Schaefer was back at it again in January when an email from former UM System President Tim Wolfe surfaced where he claimed Schaefer pressured him to deny then-MU associate professor Josh Hawley’s request for a leave of absence to run for Attorney General. In a revelation that surprised absolutely nobody, Schaefer also happens to be running for that position.
That’s before getting to the “piece de resistance” of the entire affair—Missouri lawmakers response to the Concerned Student 1950 protests against racial discrimination, and former assistant communications professor Melissa Click’s call for “muscle” making national headlines.
In March, the House Budget Committee became the latest to jump on the “let’s screw over MU” bandwagon, passing a budget slashing $1 million in funds for MU. The budgetary hearing produced gems such as an amendment by Rep. Rocky Miller, R-Lake Ozark, reducing state funding for MU from $169,305,944 to $1 (not a typo). The amendment was later withdrawn, not because Miller thought it wouldn’t pass, but because he was afraid it would. I would write a joke about this but nothing I think of could possibly match the absurdity of this piece of political theater.
The Senate later came to its senses and restored the cuts, but it retained a $1 million decrease to administration to make sure the university knew who the real boss around these parts is.
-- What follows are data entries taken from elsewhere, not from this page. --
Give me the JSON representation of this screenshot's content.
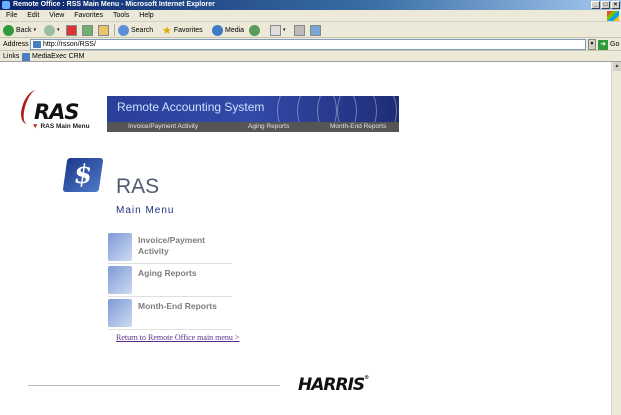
{
  "window": {
    "title": "Remote Office : RSS Main Menu - Microsoft Internet Explorer"
  },
  "menubar": [
    "File",
    "Edit",
    "View",
    "Favorites",
    "Tools",
    "Help"
  ],
  "toolbar": {
    "back": "Back",
    "search": "Search",
    "favorites": "Favorites",
    "media": "Media"
  },
  "address": {
    "label": "Address",
    "url": "http://rsson/RSS/",
    "go": "Go"
  },
  "links": {
    "label": "Links",
    "item": "MediaExec CRM"
  },
  "header": {
    "logo_text": "RAS",
    "banner_title": "Remote Accounting System",
    "nav": {
      "main": "RAS Main Menu",
      "invoice": "Invoice/Payment Activity",
      "aging": "Aging Reports",
      "monthend": "Month-End Reports"
    }
  },
  "main": {
    "title": "RAS",
    "subtitle": "Main Menu",
    "menu": [
      {
        "label": "Invoice/Payment Activity"
      },
      {
        "label": "Aging Reports"
      },
      {
        "label": "Month-End Reports"
      }
    ],
    "return_link": "Return to Remote Office main menu >"
  },
  "footer": {
    "brand": "HARRIS"
  }
}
The final draft cut the UM System budget by $3.8 million.
From dubiously motivated witch hunts to politically influenced legislation, the actions of the Missouri legislature over the past year rightfully earns these legislators the title of Biggest Frustration.
We offer this with no endorsement or comment. Sometimes the voice of someone who didn’t start a fight but whose life is affected by it says something.
Sometimes we wonder at the end of elections and at the end of legislative sessions whether the candidates or the lawmakers gave any thought to how their actions did anything to improve the public attitude toward government. Amos seems to have given an answer.